Aika menggeleng-gelengkan kepala tak percaya bertemu Edi di pagi hari.
"Eh kamu tak takut ada harimau? Di hutan ini masih banyak harimau yang berkeliaran lo."
"Jangan nakutin!" bantah Aika "kata tanteku, harimau sudah belasan tahun tidak nampak di sekitar sini. Jadi aku enggak takut."
"Tapi kamu harus tetap waspada. Harimau itu paling pandai menyembunyikan dan menyamarkan dirinya tanpa bersuara, lalu ia menerkam dan menggigit tengkukmu dari arah belakang tanpa kamu sadari."
Aika hanya bisa menganguk-angguk, "Kelihatannya kamu tahu banyak tentang harimau."
"Tentu saja! Kalau kamu bertemu harimau, jangan membelakanginya, tetapi kamu harus mundur perlahan-lahan, lalu berlari mundur seperti ini," tanggap Edi seraya mencontohkan yang membuat Aika tertawa geli
Tiba-tiba terdengar suara auman dari kejauhan.

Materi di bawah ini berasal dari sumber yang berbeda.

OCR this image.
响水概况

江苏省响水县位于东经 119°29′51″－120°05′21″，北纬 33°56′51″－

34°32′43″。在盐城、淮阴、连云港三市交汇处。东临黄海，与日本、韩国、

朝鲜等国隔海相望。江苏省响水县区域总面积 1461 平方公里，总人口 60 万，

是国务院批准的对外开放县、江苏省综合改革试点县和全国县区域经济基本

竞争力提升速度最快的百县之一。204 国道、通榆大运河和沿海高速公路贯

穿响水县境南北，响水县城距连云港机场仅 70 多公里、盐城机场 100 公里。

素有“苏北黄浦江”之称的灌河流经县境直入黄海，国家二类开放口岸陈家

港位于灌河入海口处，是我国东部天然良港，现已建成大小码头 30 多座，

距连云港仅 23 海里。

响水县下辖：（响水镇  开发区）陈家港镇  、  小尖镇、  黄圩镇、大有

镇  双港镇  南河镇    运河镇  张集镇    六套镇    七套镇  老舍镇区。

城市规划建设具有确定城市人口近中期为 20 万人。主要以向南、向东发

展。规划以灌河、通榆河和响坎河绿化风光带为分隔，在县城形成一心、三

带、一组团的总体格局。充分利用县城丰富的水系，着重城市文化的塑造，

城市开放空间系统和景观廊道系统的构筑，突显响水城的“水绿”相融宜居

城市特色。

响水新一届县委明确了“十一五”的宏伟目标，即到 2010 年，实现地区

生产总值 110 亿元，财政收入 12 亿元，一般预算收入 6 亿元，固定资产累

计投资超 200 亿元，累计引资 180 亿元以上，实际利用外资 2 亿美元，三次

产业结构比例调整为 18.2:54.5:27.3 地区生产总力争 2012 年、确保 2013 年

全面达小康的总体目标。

Keduanya terdiam, dan saling menatap dengan mata terbuka lebar.
"Apakah itu suara...?" tanya Aika lirih.
Edi mengangguk.
Ya Tuhan!
"Aika.... kita harus lari!" seru Edi sambil menggamit tangan Aika.
"Katamu kita harus berlari mundur?"
"Lupakan apa yang ku katakan tadi!"
Mereka berlari secepatnya keluar dari hutan.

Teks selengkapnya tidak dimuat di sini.